Will Ag Survive the Art of the Trade Deal?

The following commentary does not necessarily reflect the views of AgWeb or Farm Journal. The opinions expressed below are the author's own.

 

Before he became president, Donald Trump cut his teeth and made billions as a New York City real estate mogul. He made million dollar business deals on a daily basis. Sometimes those deals worked, sometimes they didn’t. But the net cumulative result was a huge empire that brought him fortune and fame, including cutting a path to the Oval Office.

I’m not an expert on doing million dollar business deals (I don’t even haggle with used car dealers), but I can assume that those negotiations are not for the faint of heart.  It appears that those negotiations start with an outlandish proposal that the opposition will never accept but that sets parameters for ongoing debate. There is little diplomacy, it’s take or be taken.

Eventually, there is a compromise and a final deal. I can only surmise that in most negotiations before becoming president, Trump came out on the plus side of the transaction more often than his adversary. If not, the next deal would bring retribution.

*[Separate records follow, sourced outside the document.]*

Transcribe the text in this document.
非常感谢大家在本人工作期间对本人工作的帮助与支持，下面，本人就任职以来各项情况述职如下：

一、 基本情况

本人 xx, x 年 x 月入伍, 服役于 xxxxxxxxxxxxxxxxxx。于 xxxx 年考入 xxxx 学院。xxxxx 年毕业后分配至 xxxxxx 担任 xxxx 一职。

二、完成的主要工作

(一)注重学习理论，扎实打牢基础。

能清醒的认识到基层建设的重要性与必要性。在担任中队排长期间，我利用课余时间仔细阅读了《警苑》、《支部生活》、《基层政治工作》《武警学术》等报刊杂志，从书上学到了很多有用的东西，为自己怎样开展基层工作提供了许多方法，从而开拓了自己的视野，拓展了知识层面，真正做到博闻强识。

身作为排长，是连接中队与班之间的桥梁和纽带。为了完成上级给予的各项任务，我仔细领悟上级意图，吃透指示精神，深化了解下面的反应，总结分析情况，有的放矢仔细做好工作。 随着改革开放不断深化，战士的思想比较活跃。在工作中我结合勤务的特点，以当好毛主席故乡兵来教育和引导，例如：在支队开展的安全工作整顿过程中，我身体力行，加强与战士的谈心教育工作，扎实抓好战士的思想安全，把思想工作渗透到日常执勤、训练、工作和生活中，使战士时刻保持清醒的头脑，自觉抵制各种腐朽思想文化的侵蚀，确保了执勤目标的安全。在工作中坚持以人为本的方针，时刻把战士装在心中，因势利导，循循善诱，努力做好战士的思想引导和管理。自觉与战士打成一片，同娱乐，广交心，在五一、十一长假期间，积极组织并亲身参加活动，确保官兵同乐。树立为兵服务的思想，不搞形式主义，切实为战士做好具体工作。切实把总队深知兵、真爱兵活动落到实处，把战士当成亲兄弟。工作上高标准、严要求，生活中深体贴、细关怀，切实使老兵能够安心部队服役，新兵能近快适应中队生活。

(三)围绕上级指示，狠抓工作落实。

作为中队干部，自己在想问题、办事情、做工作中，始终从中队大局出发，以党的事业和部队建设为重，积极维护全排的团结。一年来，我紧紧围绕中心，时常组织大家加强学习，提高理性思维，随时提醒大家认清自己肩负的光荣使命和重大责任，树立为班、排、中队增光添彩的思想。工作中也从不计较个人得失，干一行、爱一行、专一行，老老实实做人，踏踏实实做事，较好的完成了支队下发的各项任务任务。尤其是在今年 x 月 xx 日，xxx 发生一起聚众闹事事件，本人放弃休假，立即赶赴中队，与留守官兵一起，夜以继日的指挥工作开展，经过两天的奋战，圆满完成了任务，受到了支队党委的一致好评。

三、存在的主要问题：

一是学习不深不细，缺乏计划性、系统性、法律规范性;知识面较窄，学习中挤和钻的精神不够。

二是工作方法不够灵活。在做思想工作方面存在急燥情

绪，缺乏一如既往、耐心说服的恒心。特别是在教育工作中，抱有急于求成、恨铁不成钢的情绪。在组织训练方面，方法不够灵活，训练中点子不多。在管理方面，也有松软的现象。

There is little doubt that President Trump has brought that art of negotiation to trade talks. He’s followed the same game plan, because that’s what he knows best. Our trading partners certainly weren’t prepared.

A day into his presidency he cancelled the Trans-Pacific Partnership. A year ago he started renegotiating the North American Free Trade Agreement (NAFTA). He’s placed enormous tariffs on Chinese goods.  Mexico is angered over President Trump’s threats to build a wall and once-friendly Canada is not so friendly anymore.

To say that President Trump’s approach is risky would be a clear understatement. After all, if he loses it won’t just be his own pocketbook that gets hurt, as it did when his own business deals fell through. Agriculture has already felt the wrath of tariffs, to the tune of $12 billion in government support which is a drop in the bucket compared to the total estimated loss for many commodities. Dairy farmers on both sides of the Canadian border wait to see who will blink first and how their respective balance sheets will be affected.

But maybe we are starting to see this hard line approach actually begin to yield results. We were able to get a deal signed with Mexico, although Congress has yet to approve it. China is starting to feel the impact of tariffs and diplomats have at least agreed to negotiate better trade terms, although that has yet to go anywhere. Canada has inferred that they may provide concessions on dairy, mostly out of fear of President Trump’s threats to place tariffs on automobiles coming south across the border.

Certainly, Americans aren’t accustomed to the brash tweets, threats and the outlandish comments President Trump makes when he’s talking trade. Our trading partners aren’t comfortable with it either. But I’m wondering if President Trump’s old business adversaries are recognizing a pattern, maybe saying under their breath “there he goes again.”

Perhaps the art of the business deal works no matter if you’re trading Manhattan real estate or shiploads of milk powder. Undoubtedly, farmers will continue to lose sleep until we find out for sure.